フリッタが両手で胸をおさえながら、驚きを禁じ得ない顔をした。


「フラップお前、超ゴキゲンだなあ!」フレッドが言った。


「ふふっ、もちろんだよ!  スズカさんが帰ってきたんだ。

今のぼくは、世界一ご機嫌なオハコビ竜なんだから!」


フラップはそう言うと、くるりときりもみ回転して喜びをアピールした。


「ねえねえ、フラップちゃん。
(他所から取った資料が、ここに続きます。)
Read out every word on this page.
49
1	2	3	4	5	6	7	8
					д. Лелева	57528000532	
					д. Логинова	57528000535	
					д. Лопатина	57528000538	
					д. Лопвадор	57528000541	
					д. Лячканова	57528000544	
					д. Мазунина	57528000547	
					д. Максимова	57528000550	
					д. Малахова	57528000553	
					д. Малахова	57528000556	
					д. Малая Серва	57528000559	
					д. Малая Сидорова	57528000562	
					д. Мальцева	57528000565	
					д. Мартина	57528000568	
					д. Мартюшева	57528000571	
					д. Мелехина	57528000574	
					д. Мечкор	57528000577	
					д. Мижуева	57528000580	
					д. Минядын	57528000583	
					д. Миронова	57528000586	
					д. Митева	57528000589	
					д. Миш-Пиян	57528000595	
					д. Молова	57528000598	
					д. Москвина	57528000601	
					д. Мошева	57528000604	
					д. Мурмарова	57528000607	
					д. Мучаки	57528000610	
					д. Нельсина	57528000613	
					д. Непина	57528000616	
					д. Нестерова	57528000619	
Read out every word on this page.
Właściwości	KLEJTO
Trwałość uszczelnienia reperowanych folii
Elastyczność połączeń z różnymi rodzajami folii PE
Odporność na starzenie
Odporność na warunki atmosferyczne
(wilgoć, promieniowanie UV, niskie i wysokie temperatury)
今ケントくんたちからネ、

『フライング・アトラクション』をやってほしいってリクエストがあったノ」


「三にんでいっしょにやってあげないか?  景気よくパーッとな!」


フリッタの言う『フライング・アトラクション』とは、

ざっくり言えば、遊園地の乗り物を空中でマネするサービスの総称だ。

これまでフラップたちが披露してくれた《オハコビ弾丸コースター》や、

《オハコビ・レーシング・コースター》が、それにあたる。

他にも《オハコビ・フリーフォール》や、《オハコビ・スピンカップ》などがある。


「ぼくもやりたい、やりたい!  ――と、その前に。

ハルトくんたちがね、近くにいい島はないかたずねてるんだ」


フラップが言った。


「ぼくは、ここからすぐ北にある『花畑島』がいいなって思ってて。

かわいい小動物がいっぱい生息してて、いい紹介になるしさ」


「あっ、いいネ、それ!」


「俺たちも行き先が決まってなかったから、おあつらえむきだな!」


「ケントくんたちにも勧めたいんだけど、行きたいかどうか聞いてみてよ。

フライング・アトラクションは、それからでもいっぱいできるでしょ?

――ぼくのレンタル主さんたちは、いかがです?」


『いくいく!』

『やって、やって!』


花畑島行きと、フライング・アトラクションのセットが、六人全員に所望された。


「では、みなさま!  まずはぼくらの『オハコビ・レーシング・コースター』で、

楽しいアップダウンの魅力をご堪能ください!

だれが一番に到着できるか勝負ですよ~!」


「アタシが一番だもんネ!

このあと、ビッグでワンダフルなアレを控えるんだモン。

ここで負けてたら、キラメキがすたるってやつだヨ!」


フラップ、フリッタ、フレッドの三頭は、六人の子どもたちの歓声とともに、

果てしなく広がる雲海のむこうへと全速力で飛んでいった――。